9. construction design method imbedded by the optical fiber of the photoelectricity interconnect substrate according to claim, it is characterized in that: carry out optical fiber when imbedding technique, temperature variation is divided into intensification, heat preservation solidification and cooling three phases, first temperature is elevated to 190 DEG C gradually from room temperature, programming rate is set as 1.8 DEG C ~ 2.5 DEG C/min, then heat preservation solidification 1h, is finally cooled to room temperature gradually, then carries out with ANSYS14.0 analysis software the maximum weighted that optical fiber is imbedded in numerical analysis acquisition in temperature loading procedure.

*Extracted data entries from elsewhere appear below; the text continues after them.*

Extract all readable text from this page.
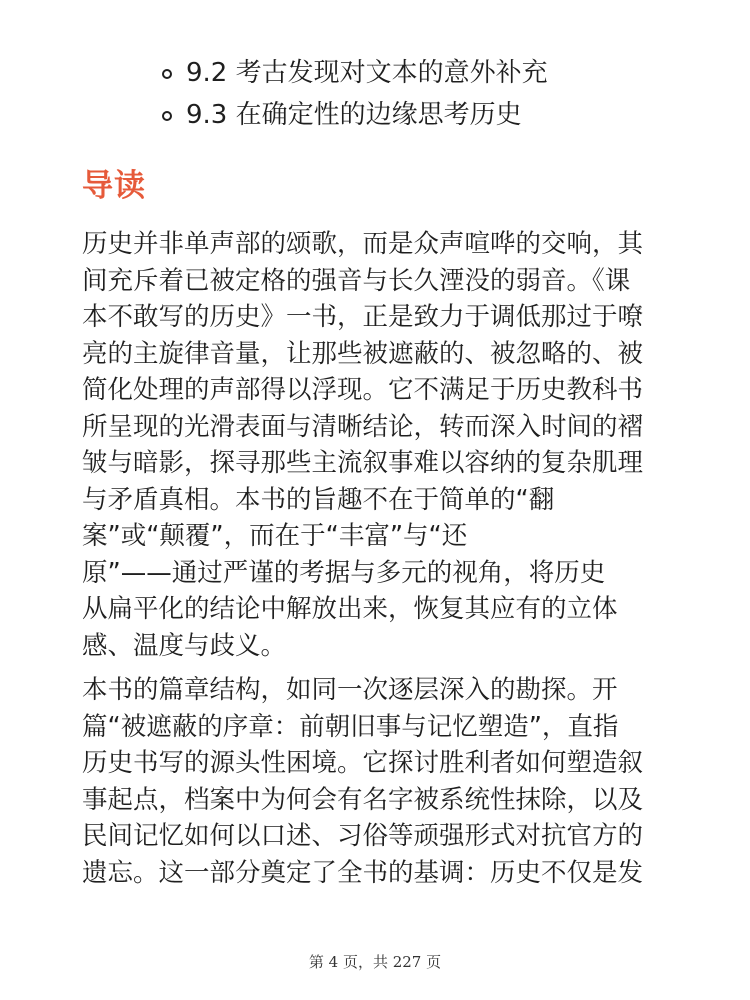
9.2 考古发现对文本的意外补充
9.3 在确定性的边缘思考历史
导读

历史并非单声部的颂歌，而是众声喧哗的交响，其
间充斥着已被定格的强音与长久湮没的弱音。《课
本不敢写的历史》一书，正是致力于调低那过于嘹
亮的主旋律音量，让那些被遮蔽的、被忽略的、被
简化处理的声部得以浮现。它不满足于历史教科书
所呈现的光滑表面与清晰结论，转而深入时间的褶
皱与暗影，探寻那些主流叙事难以容纳的复杂肌理
与矛盾真相。本书的旨趣不在于简单的“翻
案”或“颠覆”，而在于“丰富”与“还
原”——通过严谨的考据与多元的视角，将历史
从扁平化的结论中解放出来，恢复其应有的立体
感、温度与歧义。

本书的篇章结构，如同一次逐层深入的勘探。开
篇“被遮蔽的序章：前朝旧事与记忆塑造”，直指
历史书写的源头性困境。它探讨胜利者如何塑造叙
事起点，档案中为何会有名字被系统性抹除，以及
民间记忆如何以口述、习俗等顽强形式对抗官方的
遗忘。这一部分奠定了全书的基调：历史不仅是发

第 4 页，共 227 页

10. construction design method imbedded by the optical fiber of photoelectricity interconnect substrate according to claim 1, it is characterized in that: structure imbedded by the optical fiber of described photoelectricity interconnect substrate, comprise: upper and lower two planes are fixedly connected with the optical waveguide layer (6) that the dielectric layer base plate for packaging (2) of Copper Foil (1) and bottom are fixedly connected with (1) of Copper Foil, and the prepreg (3) be positioned between above-mentioned dielectric layer base plate for packaging (2) and optical waveguide layer (6), single or array glass optical fiber is embedded in the optical fiber cutting (4) of the single or array of optical waveguide layer (6), fixed by prepreg (3), photoelectricity interconnect substrate is packaged into through dielectric layer base plate for packaging (2).